There are moments, usually when I have some cable news network on to keep me company, when I'm overtaken by an all-encompassing, surreal, dystopian queasiness. It's like the blue pill from The Matrix has kicked in (or the red one, I can never remember) and I'm just now realizing that something terrible has happened, we have gone past a point of no return and we are hurtling toward an existential horror, and in those moments, I have this weird gratitude that I've already lived well more than half the years I've probably been allocated. I get a simulataneous twinge of guilt that I won't be around to help out when the shit really hits the fan and there is anarchy, and the water is gone, and zombies rule the earth. And then I will notice the man I love, outside my window and he's cutting cardboard into flat squares that will fit into the recycling bin and I will smell the stew that's bubbling on the stove and I will hear the hum of the furnace kicking on and I remember how lucky I am to have this life and for the moment, I feel safe.
I'm sorry that it's been so long, Eudaemonia. I knew on that late December day in 2009 when I posted my last words that I was no longer all about the books and I was not going to be one of those people who write them, but I didn't know where I was going or who I was becoming. I'm finally here and though I still don't know what the point of it all is, I do know that I am drawn back here to try and work it out. Perhaps it's no coincidence that for days I've been opening closets and drawers and boxes in order to touch each thing and to figure out what belongs and what no longer fits in this New England life of mine. Piles of discards and donations form and disappear, cabinets and shelves empty and refill, each chosen object polished or folded or washed and replaced with just a little more respect than it had before. The ones that don't make the cut, I silently thank for their service. This is going to take some time, but now that it's started, the process does feel urgent.

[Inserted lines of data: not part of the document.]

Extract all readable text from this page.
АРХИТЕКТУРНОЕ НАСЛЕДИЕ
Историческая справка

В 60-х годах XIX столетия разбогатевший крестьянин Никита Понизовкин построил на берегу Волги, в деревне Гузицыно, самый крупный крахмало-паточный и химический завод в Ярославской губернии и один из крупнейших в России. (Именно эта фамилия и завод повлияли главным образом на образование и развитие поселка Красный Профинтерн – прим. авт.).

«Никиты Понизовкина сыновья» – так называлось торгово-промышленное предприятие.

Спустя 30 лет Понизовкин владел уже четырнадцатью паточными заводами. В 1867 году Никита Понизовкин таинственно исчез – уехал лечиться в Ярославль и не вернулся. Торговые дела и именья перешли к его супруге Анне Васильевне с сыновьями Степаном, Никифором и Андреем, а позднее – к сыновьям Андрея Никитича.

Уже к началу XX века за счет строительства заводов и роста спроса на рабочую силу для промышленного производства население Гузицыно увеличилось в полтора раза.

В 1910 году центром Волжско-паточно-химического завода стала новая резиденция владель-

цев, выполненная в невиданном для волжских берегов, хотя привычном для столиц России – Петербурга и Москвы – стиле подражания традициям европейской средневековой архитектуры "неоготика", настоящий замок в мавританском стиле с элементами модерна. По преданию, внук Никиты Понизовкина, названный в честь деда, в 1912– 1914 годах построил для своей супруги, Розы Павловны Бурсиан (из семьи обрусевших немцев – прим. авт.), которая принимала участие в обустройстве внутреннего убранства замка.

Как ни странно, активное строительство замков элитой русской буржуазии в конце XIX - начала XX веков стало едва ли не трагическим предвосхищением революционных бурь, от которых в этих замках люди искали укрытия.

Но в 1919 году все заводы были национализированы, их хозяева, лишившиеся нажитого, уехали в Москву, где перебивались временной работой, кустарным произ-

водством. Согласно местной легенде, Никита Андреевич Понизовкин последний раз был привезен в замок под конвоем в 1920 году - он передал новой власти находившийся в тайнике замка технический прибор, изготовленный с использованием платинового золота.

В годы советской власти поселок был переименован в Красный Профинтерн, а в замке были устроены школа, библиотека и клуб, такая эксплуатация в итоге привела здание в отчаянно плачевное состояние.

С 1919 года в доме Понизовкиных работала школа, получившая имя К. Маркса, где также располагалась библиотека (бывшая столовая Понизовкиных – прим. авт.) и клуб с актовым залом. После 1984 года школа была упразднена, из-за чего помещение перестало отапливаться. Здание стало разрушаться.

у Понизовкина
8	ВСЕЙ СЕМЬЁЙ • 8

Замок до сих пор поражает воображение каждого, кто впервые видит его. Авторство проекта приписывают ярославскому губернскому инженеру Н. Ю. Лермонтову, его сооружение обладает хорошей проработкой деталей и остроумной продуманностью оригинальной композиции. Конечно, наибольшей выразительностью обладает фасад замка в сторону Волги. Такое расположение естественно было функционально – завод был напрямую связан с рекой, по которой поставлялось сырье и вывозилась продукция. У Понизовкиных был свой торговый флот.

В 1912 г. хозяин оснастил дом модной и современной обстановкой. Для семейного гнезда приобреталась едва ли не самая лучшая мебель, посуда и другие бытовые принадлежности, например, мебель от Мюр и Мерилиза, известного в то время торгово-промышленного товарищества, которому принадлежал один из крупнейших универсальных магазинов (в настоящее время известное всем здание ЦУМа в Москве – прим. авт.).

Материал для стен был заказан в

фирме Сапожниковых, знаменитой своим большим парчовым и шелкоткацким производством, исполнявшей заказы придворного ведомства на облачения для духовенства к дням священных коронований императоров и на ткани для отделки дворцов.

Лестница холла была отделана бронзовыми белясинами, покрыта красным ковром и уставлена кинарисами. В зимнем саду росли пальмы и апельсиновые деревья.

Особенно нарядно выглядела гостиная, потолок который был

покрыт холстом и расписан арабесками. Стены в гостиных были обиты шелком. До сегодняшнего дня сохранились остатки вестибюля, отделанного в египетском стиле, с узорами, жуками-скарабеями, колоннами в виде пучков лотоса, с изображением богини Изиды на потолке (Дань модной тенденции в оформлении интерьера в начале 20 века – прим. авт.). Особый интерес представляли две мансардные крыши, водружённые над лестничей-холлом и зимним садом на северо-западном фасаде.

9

And so it is with all things in the world. Which of the the myriad of issues gets my head space and what gets discarded? Which tragedies must I turn away from lest they eat me alive and which of them must I bear the weight of because I live in this world and I have a heart? Where do I store those thoughts that deserve revisiting, that I can't just dismiss? The internet and its widespread adoption by everyone, not just the technically savvy has made engagement much trickier and more frustrating. This was a much smaller world when I started Eudaemonia. My online existence was tied to a few dozen like minded souls, fellow bloggers who made a practice of working through their ideas meticulously and with care. Over time most of my blogging friends and I wandered away from our blogs for the faster paced appeal of Twitter and Facebook. And I must say, I was happy there for a time. But now, my interactions have expanded to include so many more souls beyond that early group of thoughtful folk and the fast paced interactions have become superficial and unsatisfying. Neither the platform, nor the readers are friendly to the long, rambly thinking out loud that Eudaemonia was so good for.
What to do?
It's tempting to try and go back to the world of Eudaemonia, where not only were my readers thoughtful and intelligent, but my friends and I tended toward the same politics and worldview. It was comfortable and reassuring. But that Eudaemonia is five years gone. Twitter allowed me to continue living in my own private echo chamber for a while, but alas, Facebook does not. If it were only that my friends, relatives and acquaintences merely differed in opinion, but were thoughtful and informed and able to discuss their differences in a polite and reasoned fashion, it would be uncomfortable, but productive. But as we all know, the world is not made up of only intelligent, informed and articulate folk. In fact, the democratization that the internet provides has made me realize that the intelligent, informed and articulate folk are probably a tiny minority. It does no greater good to seek out subgroups of people who we are drawn to and who will violently agree with my ideas. No good at all. It also does no good to post controversial subject matter within forums like Facebook because -- I don't have to explain why not. Everybody knows. Is it possible to reach people who don't think the way I do? Is it worth it to even try?
So my inclination is to come back to Eudaemonia in 2015 to see if I might work through some of the complicated feelings I have about things happening in our world. Throughout this existential crisis I've been having, I've predicted, in the annoying way that people over fifty seem to have, that this summer was the start of a decade of unrest, uncertainty and revolution. I believe the internet is facilitating a toxic exchange between an increasing number of groups of people who no longer think about "us", but think about "us" and a growing number of "thems". This devolution can't be inevitable.
I haven't given much thought to how I'll come back, but if you're still with me at this point in the post, I love you and I appreciate you and I wish you a Happy 2015.